Тяжко стуча колесами, прогремел по узкоколейке груженый состав. В просвете между домами замелькали платформы со свежими бревнами. Отстучала последняя, самая громкая пара колес, тишина навалилась на Капу, и, спасаясь от этой гнетущей тишины, она шагнула на затоптанное крыльцо конторы.

Капа долго обметала огрызком веника снег с валенок, оттягивая желанную и трудную встречу. Потом добрую минуту выстояла в пустом мрачноватом коридоре, выжидая, пока уймется не на шутку расходившееся сердце. Так и не дождалась и рванула набухшую дверь косогоровского кабинета.

– Можно, Петр Тимофеич?

Косогоров нехотя вскинул голову от стола. Негнущийся палец его застыл на счетах, прижимая к проволоке серединную черную костяшку.

– А-а, Капитолина… Заходи, коль пришла, – не очень-то приветливо сказал он, и не понять было: то ли недоволен неурочным ее приходом, то ли на работе у него не все ладится. – Что там у тебя?

– Как рассудить, – уклончиво отозвалась Капа. – Ежели для зацепки, так за авансом пришла, до получки не дотяну…

– Ну, считай, зацепилась. А дальше?

– Поглядеть на тебя вблизи хочется, – призналась Капа. – А то все издали да издали… Уж и позабыла, какой ты из себя.

– Гляди, не жалко, – милостиво разрешил Косогоров и даже головой из стороны в сторону повертел, словно показывал товар покупателю.

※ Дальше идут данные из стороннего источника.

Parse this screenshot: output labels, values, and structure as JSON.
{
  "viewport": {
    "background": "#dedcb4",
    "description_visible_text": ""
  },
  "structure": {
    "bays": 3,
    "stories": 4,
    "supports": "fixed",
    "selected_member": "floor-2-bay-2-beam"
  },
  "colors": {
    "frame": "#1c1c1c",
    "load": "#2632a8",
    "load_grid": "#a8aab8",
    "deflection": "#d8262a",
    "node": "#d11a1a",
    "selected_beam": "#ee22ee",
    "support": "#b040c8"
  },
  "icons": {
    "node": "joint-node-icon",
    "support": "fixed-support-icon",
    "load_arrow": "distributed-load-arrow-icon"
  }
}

– Зачем ты, Петр, так-то?.. – необидчиво упрекнула его Капа, и что-то было в глуховатом ее голосе такое давнее, всепрощающее, прочно им позабытое, что Косогоров вдруг смутился и пристально посмотрел на Капу, будто только теперь узнал ее.

Капа стояла посреди комнаты – широкая, мощная. С такой впору плакаты писать: мать и работница. В последние годы Косогоров редкий день не видел ее, но, занятый неотложными своими делами, давно уже как-то не замечал. А теперь вот разглядел в этой пожилой расплывшейся женщине молодую Капу, с которой мальцом бегал в школу, а позже, перед самой войной, крутил начальную свою любовь…

Зазвонил телефон. Косогоров, не глядя, привычным движением взял трубку, послушал и сказал с досадой:

– Зря тревожитесь: сполна дадим все кубики – и пиловочник, и рудстойку. Кровь из носу, а дадим!..

Он бросил трубку, наткнулся глазами на Капу и насупился:

– Так что там у тебя, кроме аванса?.. По какому вопросу?

– Да не по вопросу я, Петя… Поговорить нам давно пора, – убежденно сказала Капа. – Как ты с войны вернулся, ни разу по душам не потолковали. Сколько лет прошло, а мы все в молчанку играем…

Косогоров поморщился. Терпеть он не мог этого переливания из пустого в порожнее. Что сделано – то сделано, так стоит ли без толку вспоминать, только себе и другим душу бередить?

– Давай по порядку, – самым строгим своим голосом, каким распекал нерадивых лесорубов, сказал он. – Так вот, насчет аванса. Бухгалтерия уже вся разбрелась по домам, да и небогато у нас в кассе. Я тебе лучше из своих дам.

Он нырнул рукой в карман, вытащил ком мятых денег, и от этого кома на Капу повеяло прежними, навек сгинувшими временами. И в парнях Петр не признавал кошельков и бумажников, всегда носил деньги прямо в кармане, не очень-то заботясь о том, как они там поживают, его капиталы. В постоянстве его привычек Капе почудился залог того, что не так уж сильно переменился он за эти годы, хоть и начальником нешуточным заделался. А Косогоров отлепил несколько бумажек поновей и протянул Капе:

– Хватит до получки? – Он шагнул к ней из-за стола, взял руку Капы, разжал немые ее пальцы и вложил мятые червонцы. – Держи… Что ж ты оробела? Твои законные… Будет еще нуждишка – заходи, не стесняйся.

– Спасибо, Петя…

Ему неловко стало смотреть ей в глаза, и он поспешно отвернулся. Что-то неправильное было в том, что Капа пришла к нему за деньгами, а что именно – он и сам не знал. Просто не должно бы этого быть – и все.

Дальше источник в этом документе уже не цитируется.